More than a year after he went under the knife and 16 months after he last competed, Belcher is ready to reclaim his star status when he faces Jason MacDonald on Sept. 17 at UFC Fight Night in New Orleans, Louisiana—a city just an hour outside his home of Biloxi, Mississippi. After being cleared by his doctor, Belcher didn’t want to rush back to the cage unprepared. His team looked at potential opponents and cards, spotting New Orleans and locking it in. MacDonald was the first opponent offered—and one that Belcher is ready for.
“It’s a perfect fight for my comeback,” says Belcher, estimating that 500 to 600 of his supporters will come to the area for the event. “MacDonald is a challenging opponent, and I’ve had a lot of time to think about it and train for it. I’ll be in top shape. We’re going to put on a great fight.”
Before the injury, Belcher (16-6) was on the cusp of big things. The 11-fight Octagon veteran had a standout 2009, submitting Denis Kang at UFC 93, losing a controversial split decision to Yoshihiro Akiyama at UFC 100, and knocking out Wilson Gouveia at UFC 107. He opened 2010 by submitting Patrick Cote in the second round of UFC 113, earning Submission of the Night honors in the process—his fourth straight event earning a bonus check.
But that was May 2010, and in the fast-paced world of MMA, it feels like a lifetime ago. New challengers such as Brian Stann have emerged, constants like Chris Leben and Michael Bisping have resurged, and new faces like Jason “Mayhem” Miller have joined the Zuffa payroll.
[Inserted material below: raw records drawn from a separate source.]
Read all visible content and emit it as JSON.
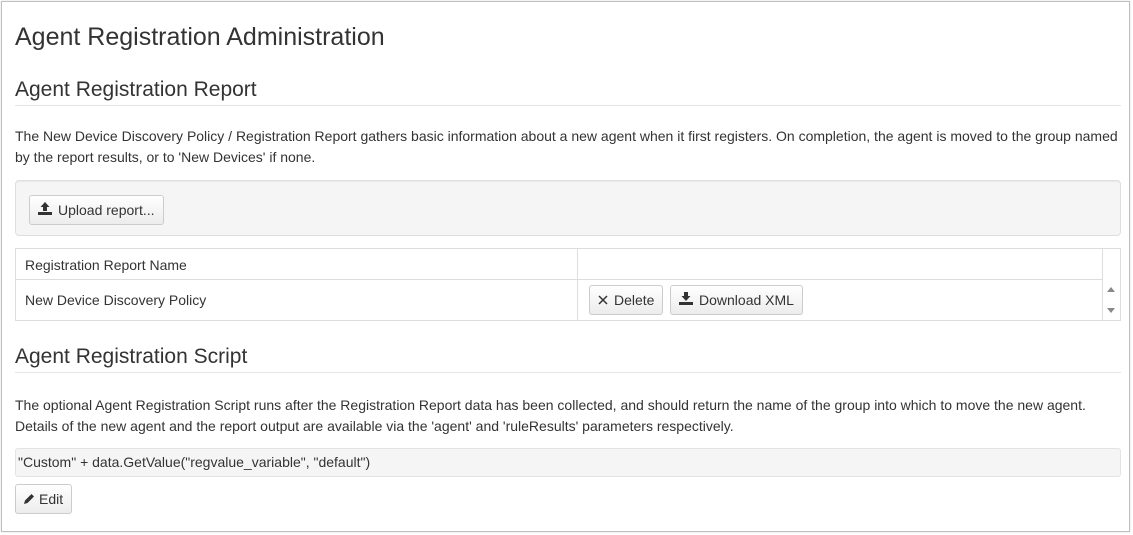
{
  "page": {
    "title": "Agent Registration Administration"
  },
  "report_section": {
    "title": "Agent Registration Report",
    "description": "The New Device Discovery Policy / Registration Report gathers basic information about a new agent when it first registers. On completion, the agent is moved to the group named by the report results, or to 'New Devices' if none.",
    "upload_button_label": "Upload report...",
    "table": {
      "columns": [
        "Registration Report Name",
        ""
      ],
      "rows": [
        {
          "name": "New Device Discovery Policy",
          "delete_label": "Delete",
          "download_label": "Download XML"
        }
      ]
    }
  },
  "script_section": {
    "title": "Agent Registration Script",
    "description": "The optional Agent Registration Script runs after the Registration Report data has been collected, and should return the name of the group into which to move the new agent. Details of the new agent and the report output are available via the 'agent' and 'ruleResults' parameters respectively.",
    "script_value": "\"Custom\" + data.GetValue(\"regvalue_variable\", \"default\")",
    "edit_button_label": "Edit"
  },
  "icons": {
    "upload": "upload-icon",
    "delete": "close-icon",
    "download": "download-icon",
    "edit": "pencil-icon"
  },
  "colors": {
    "text": "#333333",
    "well_background": "#f5f5f5",
    "border": "#dddddd"
  }
}
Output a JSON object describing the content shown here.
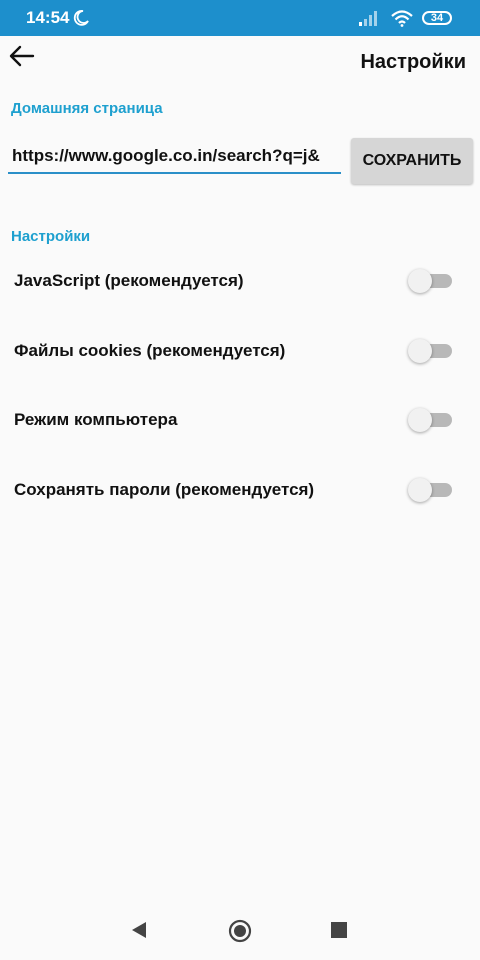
{
  "status_bar": {
    "time": "14:54",
    "battery": "34",
    "icons": [
      "moon-icon",
      "signal-icon",
      "wifi-icon",
      "battery-icon"
    ]
  },
  "app_bar": {
    "title": "Настройки",
    "back_icon": "arrow-left-icon"
  },
  "homepage": {
    "section_label": "Домашняя страница",
    "url_value": "https://www.google.co.in/search?q=j&",
    "save_label": "СОХРАНИТЬ"
  },
  "settings": {
    "section_label": "Настройки",
    "items": [
      {
        "label": "JavaScript (рекомендуется)",
        "enabled": false
      },
      {
        "label": "Файлы cookies (рекомендуется)",
        "enabled": false
      },
      {
        "label": "Режим компьютера",
        "enabled": false
      },
      {
        "label": "Сохранять пароли (рекомендуется)",
        "enabled": false
      }
    ]
  },
  "nav_bar": {
    "icons": [
      "nav-back-icon",
      "nav-home-icon",
      "nav-recents-icon"
    ]
  },
  "colors": {
    "status_bar": "#1d8fcc",
    "accent": "#1ea0cf",
    "background": "#fafafa",
    "button": "#d6d6d6"
  }
}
Suddenly, Belcher finds himself needing to re-establish himself and regain the ground that he lost in the last year. That’s fine by him. “Even if MacDonald isn’t a top-10 guy, this is a fight to see if Alan Belcher still has his drive and dedication,” Belcher says. “Do I still have it? Am I rusty? What’s going on? I won’t be judged or ranked until I finish this fight on September 17. That’s my motivation—to go in and pick up where I left off. In my head, I won’t go in there missing a beat. I want to get right back in there and get a top contender slot.”
One of Alan Belcher’s most noticeable features is the Johnny Cash tattoo that resides on his upper left arm. What inspired Belcher to put this icon on his body several years ago?
“I was raised on classic country music by my grandparents and especially my dad,” Belcher says. “Johnny Cash was kind of like a religious figure in my family. He’s from Arkansas—not too far from where I grew up. It represents my past, something I had with me growing up. He was from a really small town and became a superstar. It’s amazing to see what small-town people can accomplish. That’s what I want to do—it’s a tribute to that.”